Pandora's doing fine, even with iTunes Radio
Many suspected Apple would send the company to the tech startup graveyard, but that hasn't happened.
By Tim Parker
If you believed that the introduction of iTunes Radio would mean the end of Pandora (P) you were in the majority.
Like Apple (AAPL) did to the music business, many expected iTunes Radio to send smaller competitors like Pandora to the technology startup graveyard -- but early numbers presented by Pandora’s chief financial officer Michael Herring paint a different picture.
Presenting at a Morgan Stanley conference in San Francisco Monday, Herring said that listening hours were up over 8 percent in October despite losing about 1.8 million active listeners. That many listeners sounds like a large number but in the context of the company’s 70.9 million active listeners in October, a fluctuation of that size falls within the company forecasts.
Listening hours grew 9 percent in October and its market share reached 8.06 percent -- up from 7.77 percent in September.
Speaking at the iPad unveil on Oct. 22, Apple CEO Tim Cook said that iTunes Radio had gained 20 million users who played a combined 1 billion songs.
These numbers alone don’t tell the whole story. A survey taken in October revealed that 92 percent of iTunes Radio users said they hadn’t ditched Pandora. Many use the two services concurrently while others reported returning to Pandora after trying iTunes Radio. Others stuck with Pandora after it lifted the 40 hour-per-month listening cap.
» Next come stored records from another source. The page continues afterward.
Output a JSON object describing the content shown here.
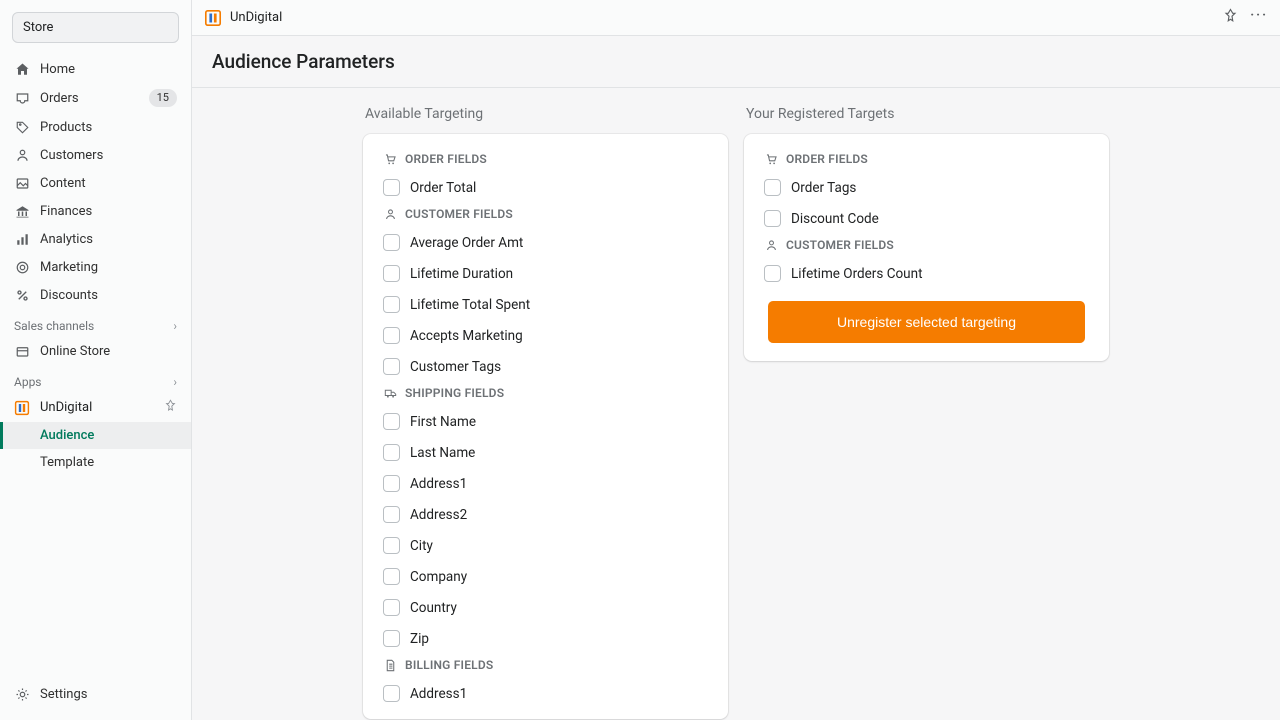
{
  "store_selector": "Store",
  "nav": {
    "home": "Home",
    "orders": "Orders",
    "orders_badge": "15",
    "products": "Products",
    "customers": "Customers",
    "content": "Content",
    "finances": "Finances",
    "analytics": "Analytics",
    "marketing": "Marketing",
    "discounts": "Discounts"
  },
  "sections": {
    "sales_channels": "Sales channels",
    "apps": "Apps"
  },
  "channels": {
    "online_store": "Online Store"
  },
  "apps_list": {
    "undigital": "UnDigital",
    "subs": {
      "audience": "Audience",
      "template": "Template"
    }
  },
  "settings": "Settings",
  "top_app_name": "UnDigital",
  "page_title": "Audience Parameters",
  "columns": {
    "available": "Available Targeting",
    "registered": "Your Registered Targets"
  },
  "groups": {
    "order": "ORDER FIELDS",
    "customer": "CUSTOMER FIELDS",
    "shipping": "SHIPPING FIELDS",
    "billing": "BILLING FIELDS"
  },
  "available": {
    "order": [
      "Order Total"
    ],
    "customer": [
      "Average Order Amt",
      "Lifetime Duration",
      "Lifetime Total Spent",
      "Accepts Marketing",
      "Customer Tags"
    ],
    "shipping": [
      "First Name",
      "Last Name",
      "Address1",
      "Address2",
      "City",
      "Company",
      "Country",
      "Zip"
    ],
    "billing": [
      "Address1"
    ]
  },
  "registered": {
    "order": [
      "Order Tags",
      "Discount Code"
    ],
    "customer": [
      "Lifetime Orders Count"
    ]
  },
  "unregister_btn": "Unregister selected targeting"
}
Pandora is looking to expand its international operations beyond the United States, Australia, and New Zealand where it currently operates. The company plans to use some of the $400 million raised in a September stock offering to move into other countries. Herring said that international record labels may require upfront payments requiring a larger upfront investment.
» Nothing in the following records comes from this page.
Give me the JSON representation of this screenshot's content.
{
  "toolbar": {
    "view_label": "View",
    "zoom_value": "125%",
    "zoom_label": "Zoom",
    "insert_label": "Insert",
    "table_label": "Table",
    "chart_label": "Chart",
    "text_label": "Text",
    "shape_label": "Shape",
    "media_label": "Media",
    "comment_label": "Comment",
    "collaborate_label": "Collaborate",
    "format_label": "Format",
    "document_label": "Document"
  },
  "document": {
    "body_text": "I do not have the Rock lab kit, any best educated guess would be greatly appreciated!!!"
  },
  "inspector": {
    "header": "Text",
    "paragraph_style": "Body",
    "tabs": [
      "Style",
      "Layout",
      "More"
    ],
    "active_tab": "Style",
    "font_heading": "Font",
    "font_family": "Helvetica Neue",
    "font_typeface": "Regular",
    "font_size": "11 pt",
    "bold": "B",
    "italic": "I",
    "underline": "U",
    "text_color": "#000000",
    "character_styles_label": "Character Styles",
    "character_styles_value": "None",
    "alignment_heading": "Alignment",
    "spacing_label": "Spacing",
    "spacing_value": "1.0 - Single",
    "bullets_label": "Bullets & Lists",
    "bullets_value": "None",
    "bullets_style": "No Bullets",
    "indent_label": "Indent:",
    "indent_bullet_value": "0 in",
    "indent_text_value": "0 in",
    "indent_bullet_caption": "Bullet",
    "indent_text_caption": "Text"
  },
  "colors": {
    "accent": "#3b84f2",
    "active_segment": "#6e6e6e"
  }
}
The stock rose more than eight percent on Tuesday adding to what has been a nearly 200 percent gain in 2013 along. Since initially dipping after its IPO, the stock up about 108 percent.
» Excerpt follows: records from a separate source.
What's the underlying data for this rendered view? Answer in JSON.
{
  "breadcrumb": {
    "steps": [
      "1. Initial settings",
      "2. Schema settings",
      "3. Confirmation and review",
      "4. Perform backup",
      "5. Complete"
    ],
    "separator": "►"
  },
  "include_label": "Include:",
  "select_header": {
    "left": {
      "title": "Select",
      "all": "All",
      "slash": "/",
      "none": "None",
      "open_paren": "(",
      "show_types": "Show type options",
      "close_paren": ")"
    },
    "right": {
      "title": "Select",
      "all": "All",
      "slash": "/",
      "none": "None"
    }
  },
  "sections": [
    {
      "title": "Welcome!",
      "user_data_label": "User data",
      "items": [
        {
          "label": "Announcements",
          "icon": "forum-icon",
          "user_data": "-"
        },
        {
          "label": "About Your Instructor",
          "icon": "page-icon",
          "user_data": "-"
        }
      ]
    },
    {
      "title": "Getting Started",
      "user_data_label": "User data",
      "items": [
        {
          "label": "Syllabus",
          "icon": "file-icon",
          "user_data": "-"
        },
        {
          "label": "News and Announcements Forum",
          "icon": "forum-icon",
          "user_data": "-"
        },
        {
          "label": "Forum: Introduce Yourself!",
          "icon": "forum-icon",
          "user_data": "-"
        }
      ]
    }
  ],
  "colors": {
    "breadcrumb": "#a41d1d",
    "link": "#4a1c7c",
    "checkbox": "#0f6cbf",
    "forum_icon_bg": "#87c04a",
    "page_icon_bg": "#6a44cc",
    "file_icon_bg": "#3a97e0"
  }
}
But the threat is far from over. Apple watchers still consider iTunes Radio a work in progress. The platform is still in its infancy and just as Apple essentially closed down record stores and essentially ended the revenue stream from paid operating systems with its recent free upgrade for OSX Mavericks, Pandora is far from out of the woods.
However, the early numbers are encouraging for the company.
Disclosure: At the time of this writing, Tim Parker was long Apple.